Namun, dalam perkembangannya yang sesungguhnya paling mencolok dalam problem Papua adalah kian menguatnya belenggu oligarki kekuasaan politik, ekonomi, dan sosial di sana. Di mana wilayah Papua kian tampak menjadi ladang bancakan proyek para oknum politikus pusat dan daerah yang berkolaborasi dengan para kapitalis asing yang hendak menarik untung dari situasi Papua.

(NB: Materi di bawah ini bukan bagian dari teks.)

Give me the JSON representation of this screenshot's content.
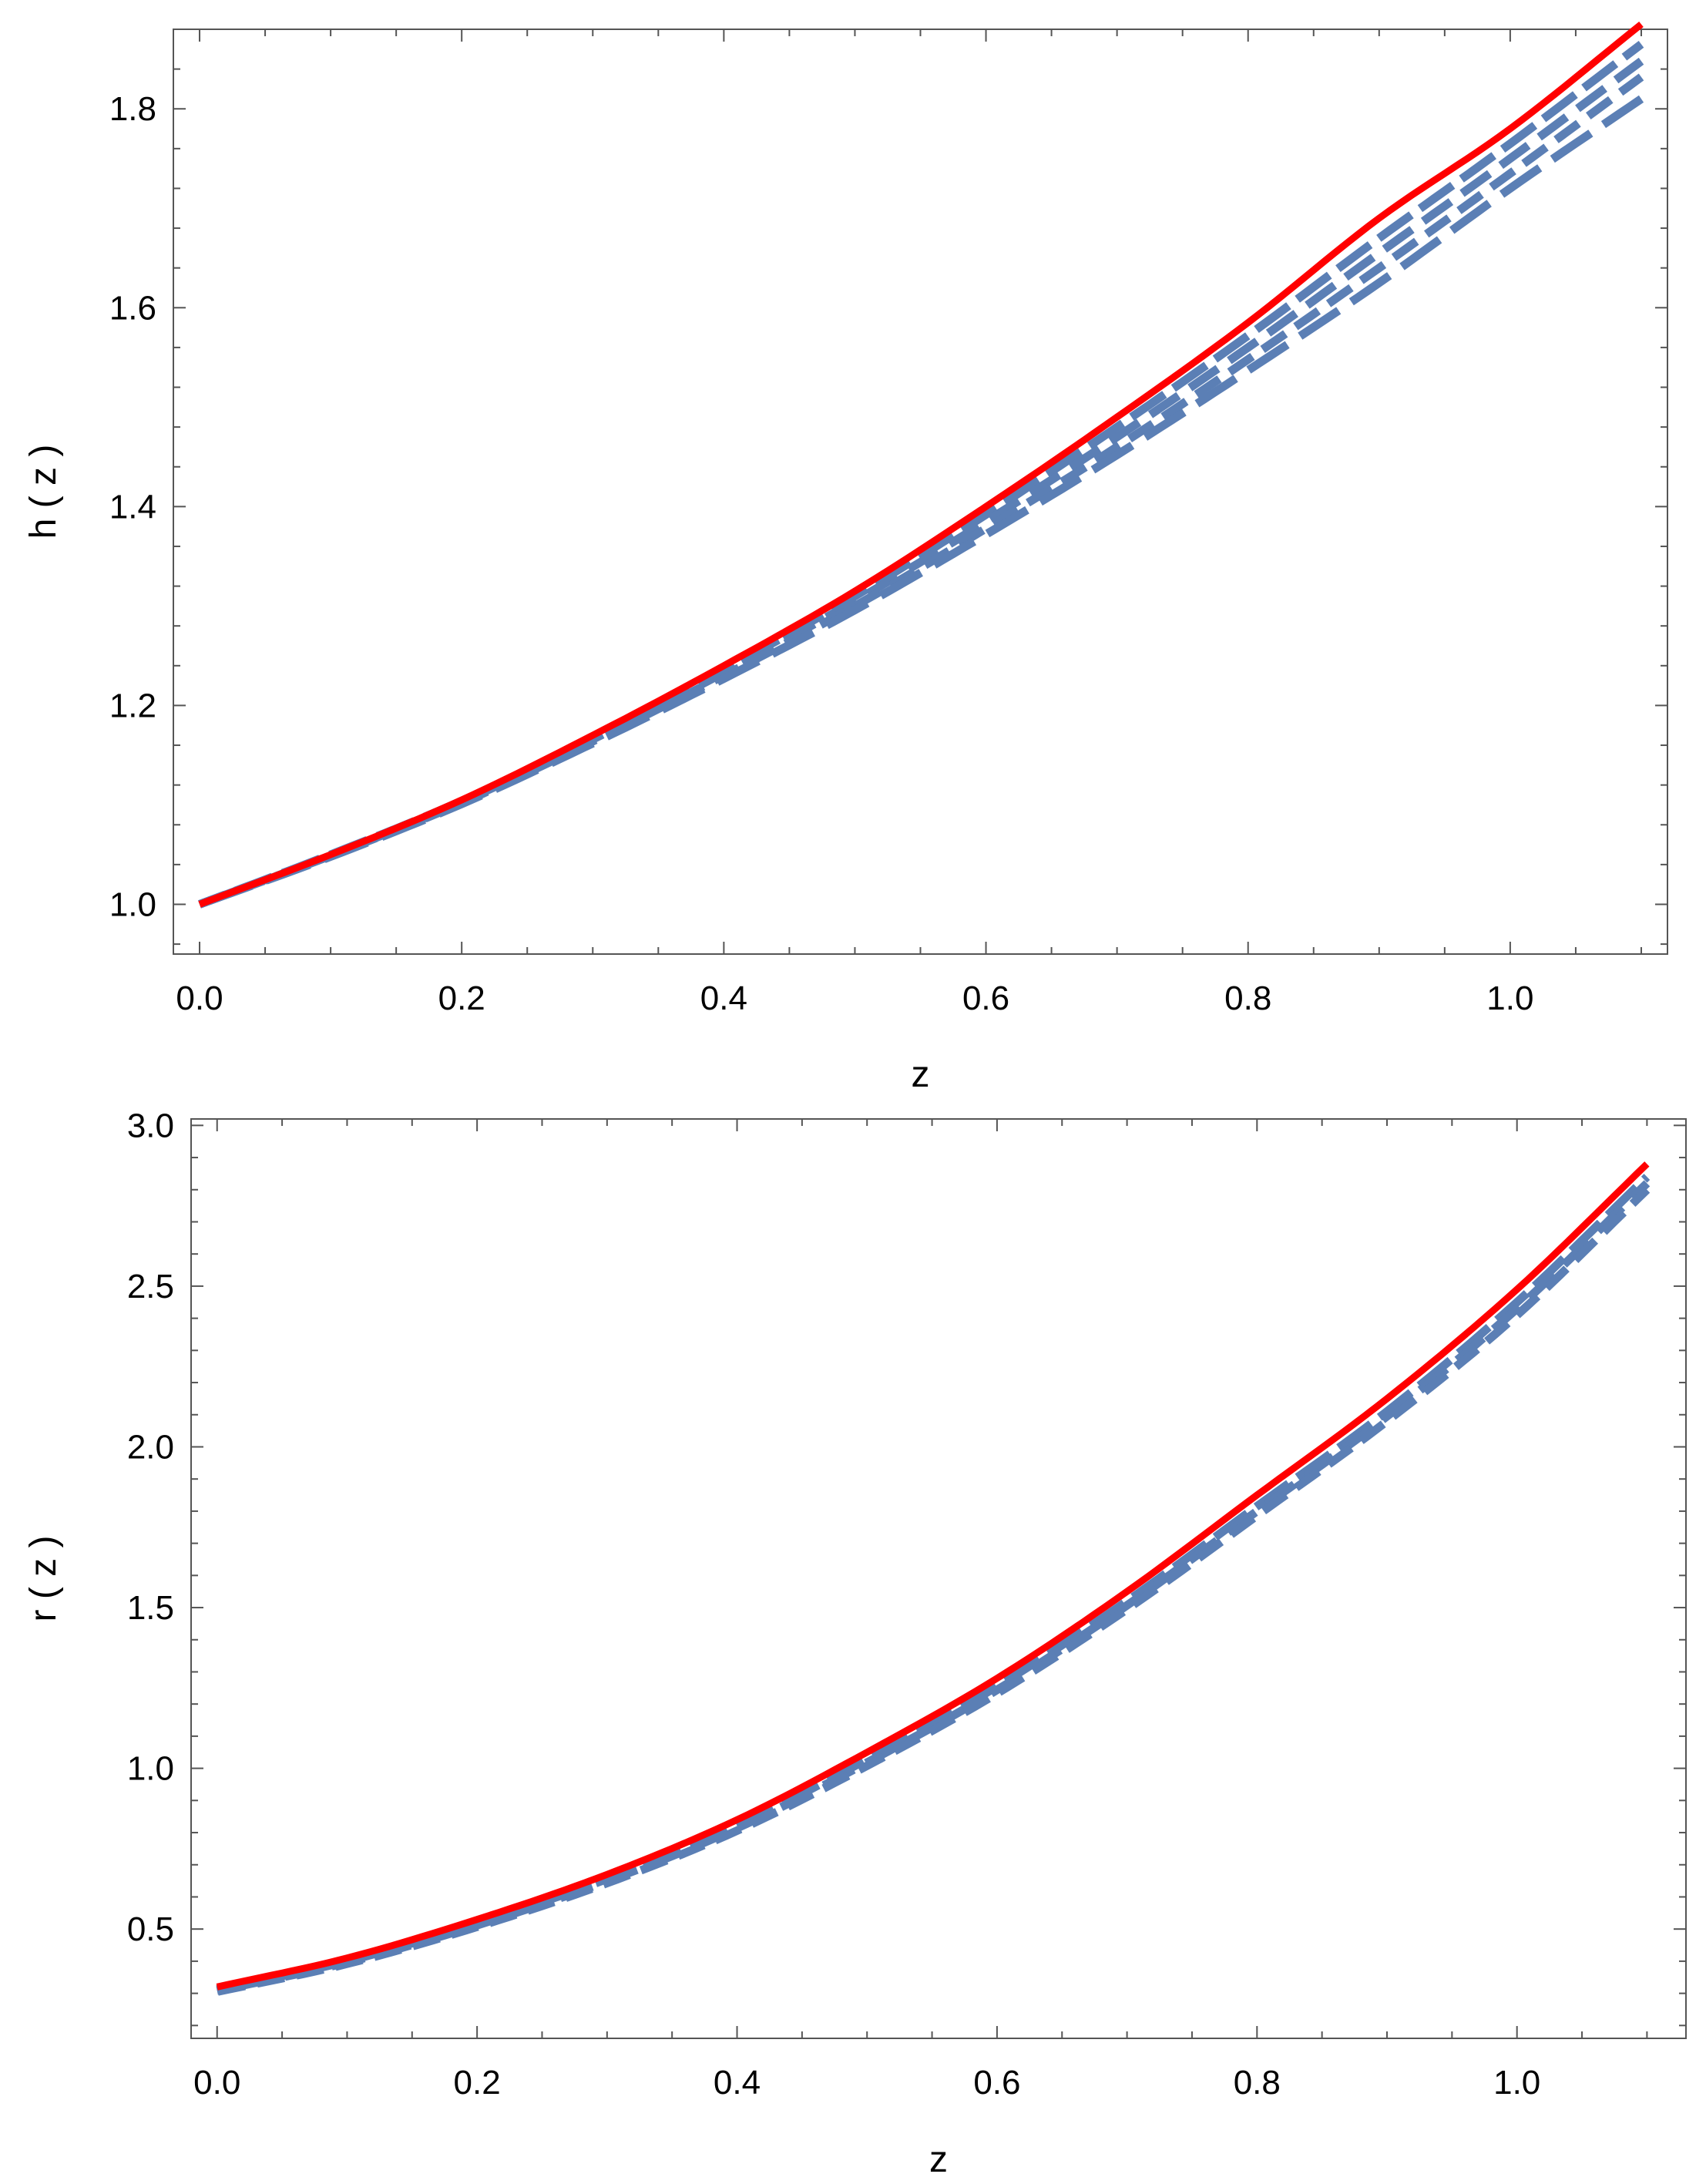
{
  "colors": {
    "model_line": "#ff0000",
    "sample_lines": "#5b7fb5",
    "frame": "#555555"
  },
  "chart_data": [
    {
      "type": "line",
      "id": "top",
      "title": "",
      "xlabel": "z",
      "ylabel": "h ( z )",
      "xlim": [
        -0.02,
        1.12
      ],
      "ylim": [
        0.95,
        1.88
      ],
      "xticks": [
        0.0,
        0.2,
        0.4,
        0.6,
        0.8,
        1.0
      ],
      "xtick_labels": [
        "0.0",
        "0.2",
        "0.4",
        "0.6",
        "0.8",
        "1.0"
      ],
      "yticks": [
        1.0,
        1.2,
        1.4,
        1.6,
        1.8
      ],
      "ytick_labels": [
        "1.0",
        "1.2",
        "1.4",
        "1.6",
        "1.8"
      ],
      "grid": false,
      "x": [
        0.0,
        0.1,
        0.2,
        0.3,
        0.4,
        0.5,
        0.6,
        0.7,
        0.8,
        0.9,
        1.0,
        1.1
      ],
      "series": [
        {
          "style": "solid",
          "color": "#ff0000",
          "values": [
            1.0,
            1.05,
            1.105,
            1.17,
            1.24,
            1.315,
            1.4,
            1.49,
            1.585,
            1.69,
            1.78,
            1.885
          ]
        },
        {
          "style": "dashed",
          "color": "#5b7fb5",
          "values": [
            1.0,
            1.05,
            1.104,
            1.168,
            1.236,
            1.31,
            1.392,
            1.48,
            1.572,
            1.67,
            1.765,
            1.865
          ]
        },
        {
          "style": "dashed",
          "color": "#5b7fb5",
          "values": [
            1.0,
            1.049,
            1.103,
            1.166,
            1.233,
            1.305,
            1.385,
            1.47,
            1.56,
            1.655,
            1.75,
            1.848
          ]
        },
        {
          "style": "dashed",
          "color": "#5b7fb5",
          "values": [
            1.0,
            1.049,
            1.102,
            1.164,
            1.23,
            1.3,
            1.378,
            1.46,
            1.548,
            1.64,
            1.735,
            1.832
          ]
        },
        {
          "style": "dashed",
          "color": "#5b7fb5",
          "values": [
            1.0,
            1.048,
            1.101,
            1.162,
            1.227,
            1.296,
            1.372,
            1.452,
            1.537,
            1.625,
            1.72,
            1.81
          ]
        }
      ]
    },
    {
      "type": "line",
      "id": "bottom",
      "title": "",
      "xlabel": "z",
      "ylabel": "r ( z )",
      "xlim": [
        -0.02,
        1.13
      ],
      "ylim": [
        0.16,
        3.02
      ],
      "xticks": [
        0.0,
        0.2,
        0.4,
        0.6,
        0.8,
        1.0
      ],
      "xtick_labels": [
        "0.0",
        "0.2",
        "0.4",
        "0.6",
        "0.8",
        "1.0"
      ],
      "yticks": [
        0.5,
        1.0,
        1.5,
        2.0,
        2.5,
        3.0
      ],
      "ytick_labels": [
        "0.5",
        "1.0",
        "1.5",
        "2.0",
        "2.5",
        "3.0"
      ],
      "grid": false,
      "x": [
        0.0,
        0.1,
        0.2,
        0.3,
        0.4,
        0.5,
        0.6,
        0.7,
        0.8,
        0.9,
        1.0,
        1.1
      ],
      "series": [
        {
          "style": "solid",
          "color": "#ff0000",
          "values": [
            0.32,
            0.41,
            0.53,
            0.67,
            0.84,
            1.05,
            1.28,
            1.55,
            1.85,
            2.15,
            2.49,
            2.88
          ]
        },
        {
          "style": "dashed",
          "color": "#5b7fb5",
          "values": [
            0.312,
            0.4,
            0.518,
            0.656,
            0.822,
            1.028,
            1.255,
            1.52,
            1.815,
            2.11,
            2.45,
            2.84
          ]
        },
        {
          "style": "dashed",
          "color": "#5b7fb5",
          "values": [
            0.308,
            0.396,
            0.512,
            0.649,
            0.814,
            1.018,
            1.244,
            1.507,
            1.8,
            2.095,
            2.43,
            2.82
          ]
        },
        {
          "style": "dashed",
          "color": "#5b7fb5",
          "values": [
            0.305,
            0.392,
            0.507,
            0.643,
            0.806,
            1.008,
            1.233,
            1.495,
            1.786,
            2.08,
            2.41,
            2.8
          ]
        }
      ]
    }
  ]
}
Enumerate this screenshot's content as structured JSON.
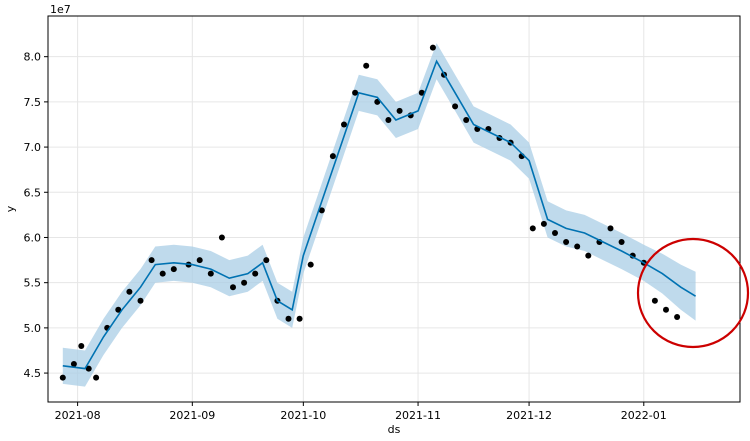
{
  "chart_data": {
    "type": "line",
    "xlabel": "ds",
    "ylabel": "y",
    "y_scale_note": "1e7",
    "grid": true,
    "x_ticks": [
      "2021-08",
      "2021-09",
      "2021-10",
      "2021-11",
      "2021-12",
      "2022-01"
    ],
    "y_ticks": [
      "4.5",
      "5.0",
      "5.5",
      "6.0",
      "6.5",
      "7.0",
      "7.5",
      "8.0"
    ],
    "xlim": [
      "2021-07-24",
      "2022-01-27"
    ],
    "ylim": [
      4.18,
      8.45
    ],
    "colors": {
      "forecast": "#0072B2",
      "band": "#a9cde6",
      "observed": "#000000",
      "annotation": "#cc0000"
    },
    "forecast": {
      "x": [
        "2021-07-28",
        "2021-08-03",
        "2021-08-08",
        "2021-08-13",
        "2021-08-18",
        "2021-08-22",
        "2021-08-27",
        "2021-09-01",
        "2021-09-06",
        "2021-09-11",
        "2021-09-16",
        "2021-09-20",
        "2021-09-24",
        "2021-09-28",
        "2021-10-01",
        "2021-10-06",
        "2021-10-11",
        "2021-10-16",
        "2021-10-21",
        "2021-10-26",
        "2021-11-01",
        "2021-11-06",
        "2021-11-11",
        "2021-11-16",
        "2021-11-21",
        "2021-11-26",
        "2021-12-01",
        "2021-12-06",
        "2021-12-11",
        "2021-12-16",
        "2021-12-21",
        "2021-12-26",
        "2022-01-01",
        "2022-01-06",
        "2022-01-11",
        "2022-01-15"
      ],
      "y": [
        4.58,
        4.55,
        4.9,
        5.2,
        5.45,
        5.7,
        5.72,
        5.7,
        5.65,
        5.55,
        5.6,
        5.72,
        5.3,
        5.2,
        5.8,
        6.4,
        7.0,
        7.6,
        7.55,
        7.3,
        7.4,
        7.95,
        7.6,
        7.25,
        7.15,
        7.05,
        6.85,
        6.2,
        6.1,
        6.05,
        5.95,
        5.85,
        5.72,
        5.6,
        5.45,
        5.35
      ],
      "upper": [
        4.78,
        4.75,
        5.1,
        5.4,
        5.65,
        5.9,
        5.92,
        5.9,
        5.85,
        5.75,
        5.8,
        5.92,
        5.5,
        5.4,
        6.0,
        6.6,
        7.2,
        7.8,
        7.75,
        7.5,
        7.6,
        8.15,
        7.8,
        7.45,
        7.35,
        7.25,
        7.05,
        6.4,
        6.3,
        6.25,
        6.15,
        6.05,
        5.92,
        5.82,
        5.7,
        5.62
      ],
      "lower": [
        4.38,
        4.35,
        4.7,
        5.0,
        5.25,
        5.5,
        5.52,
        5.5,
        5.45,
        5.35,
        5.4,
        5.52,
        5.1,
        5.0,
        5.6,
        6.2,
        6.8,
        7.4,
        7.35,
        7.1,
        7.2,
        7.75,
        7.4,
        7.05,
        6.95,
        6.85,
        6.65,
        6.0,
        5.9,
        5.85,
        5.75,
        5.65,
        5.52,
        5.38,
        5.2,
        5.08
      ]
    },
    "observed": {
      "x": [
        "2021-07-28",
        "2021-07-31",
        "2021-08-02",
        "2021-08-04",
        "2021-08-06",
        "2021-08-09",
        "2021-08-12",
        "2021-08-15",
        "2021-08-18",
        "2021-08-21",
        "2021-08-24",
        "2021-08-27",
        "2021-08-31",
        "2021-09-03",
        "2021-09-06",
        "2021-09-09",
        "2021-09-12",
        "2021-09-15",
        "2021-09-18",
        "2021-09-21",
        "2021-09-24",
        "2021-09-27",
        "2021-09-30",
        "2021-10-03",
        "2021-10-06",
        "2021-10-09",
        "2021-10-12",
        "2021-10-15",
        "2021-10-18",
        "2021-10-21",
        "2021-10-24",
        "2021-10-27",
        "2021-10-30",
        "2021-11-02",
        "2021-11-05",
        "2021-11-08",
        "2021-11-11",
        "2021-11-14",
        "2021-11-17",
        "2021-11-20",
        "2021-11-23",
        "2021-11-26",
        "2021-11-29",
        "2021-12-02",
        "2021-12-05",
        "2021-12-08",
        "2021-12-11",
        "2021-12-14",
        "2021-12-17",
        "2021-12-20",
        "2021-12-23",
        "2021-12-26",
        "2021-12-29",
        "2022-01-01",
        "2022-01-04",
        "2022-01-07",
        "2022-01-10"
      ],
      "y": [
        4.45,
        4.6,
        4.8,
        4.55,
        4.45,
        5.0,
        5.2,
        5.4,
        5.3,
        5.75,
        5.6,
        5.65,
        5.7,
        5.75,
        5.6,
        6.0,
        5.45,
        5.5,
        5.6,
        5.75,
        5.3,
        5.1,
        5.1,
        5.7,
        6.3,
        6.9,
        7.25,
        7.6,
        7.9,
        7.5,
        7.3,
        7.4,
        7.35,
        7.6,
        8.1,
        7.8,
        7.45,
        7.3,
        7.2,
        7.2,
        7.1,
        7.05,
        6.9,
        6.1,
        6.15,
        6.05,
        5.95,
        5.9,
        5.8,
        5.95,
        6.1,
        5.95,
        5.8,
        5.72,
        5.3,
        5.2,
        5.12
      ]
    }
  }
}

Sejak awal, Papua sejatinya adalah bagian dari Nusantara. Yakni masuk dalam wilayah kekuasaan kesultanan Tidore. Lalu ratusan tahun jatuh ke tangan penjajah Spanyol dan Belanda. Setelah Indonesia merdeka, pada 1961 Belanda yang serakah hendak mencabiknya kembali dari Indonesia.
Maka, jadilah tanah Papua sebagai medan konflik berkepanjangan. Baik sejak era administratif sementara PBB (1962-1969), hingga saat rakyat Papua memutuskan tetap bersama Indonesia melalui referendum Penentuan Pendapat Rakyat (Pepera) dan lalu berganti nama dengan IRIAN (Ikut Republik Indonesia Anti-Nederland) JAYA. Hanya saja, banyak yang menengarai bahwa bergabungnya Papua dengan Indonesia justru menjadi awal penderitaan yang lebih dalam bagi rakyat Papua. Betapa tidak? Sejarah menunjukkan, Papua digabung dengan Indonesia adalah demi kontrak karya. Sebagaimana diketahui, saat masih menjabat Ketua Presidium Kabinet Ampera atau sebelum resmi menjadi presiden, Soeharto sudah menerbitkan Undang-Undang No. 1/1967 tentang Penanaman Modal Asing. Dan untuk Freeport sendiri, kontrak karyanya sudah diteken pada 7 April 1967. Dan saat itu juga, nyaris seluruh kekayaan alam Papua, baik berupa tambang termasuk migas, hutan, laut, dan sebagainya langsung menjadi rebutan para kapitalis rakus dari berbagai negara. Dan justru semua inilah yang menjadi akar problem yang tak pernah tuntas di Papua.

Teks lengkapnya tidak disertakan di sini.